Pero la casa también puede empezar, por ejemplo, por el cuarto de baño; porque al fin y al cabo está al lado de la puerta de entrada —que es, digamos, el comienzo oficial—. Allí hay un inodoro, un espejo y está Diego.
«Inmediatamente después de los azulejos hay algo», piensa mientras mea sentado y observa la pared de su izquierda. «No se trata de la calle en concreto ni del exterior en general. Tampoco de la pared. Es justo lo que hay entre ella y la parte de atrás del azulejo. No es que ese lugar sea importante. Más bien lo es que seamos conscientes de su existencia, de que está ahí aunque no lo veamos».
Después Diego tira de la cadena y pone en marcha así una vez más un circuito abierto que es recorrido a trompicones. Como le dicta la costumbre, se lava las manos y evita mirarse en el espejo; y sigue pensando.
«Que yo sea otro es físicamente imposible. No pueden darse dos cosas en un mismo espacio.

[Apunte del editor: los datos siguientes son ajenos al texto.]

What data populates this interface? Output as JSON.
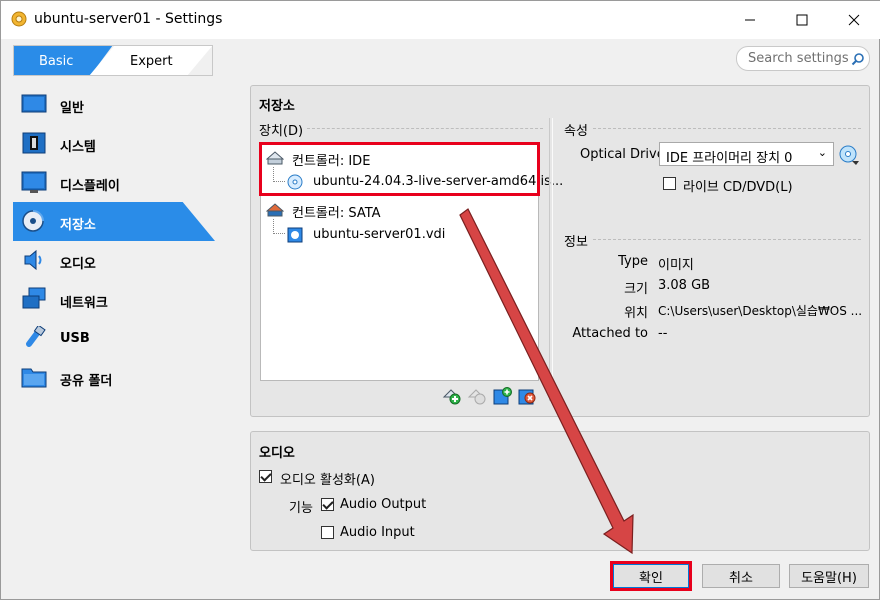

Sin embargo, cualquier espejo me ofrece la posibilidad de ese espacio doble que necesito para ser yo y otro al mismo tiempo». Entonces quiere comprobar que es cierto lo que piensa y clava sus ojos en el reflejo que clava sus ojos en él. «Es divertido jugar a adivinar qué estará pensando ese de ahí», dice para sí mismo, «como si fuera posible». Diego sabe que puede meter el brazo hasta el codo en ese espacio insinuado justo enfrente con un realismo brutal. Sigue mirando su reflejo y no le resulta difícil desvincularse de él, quitárselo de encima. Así nota el odio ajeno. Inspirado por él mismo, claro, pero originario del otro lado. Y el placer que le produce ese odio. «Puedo meter allí cualquier cosa», piensa.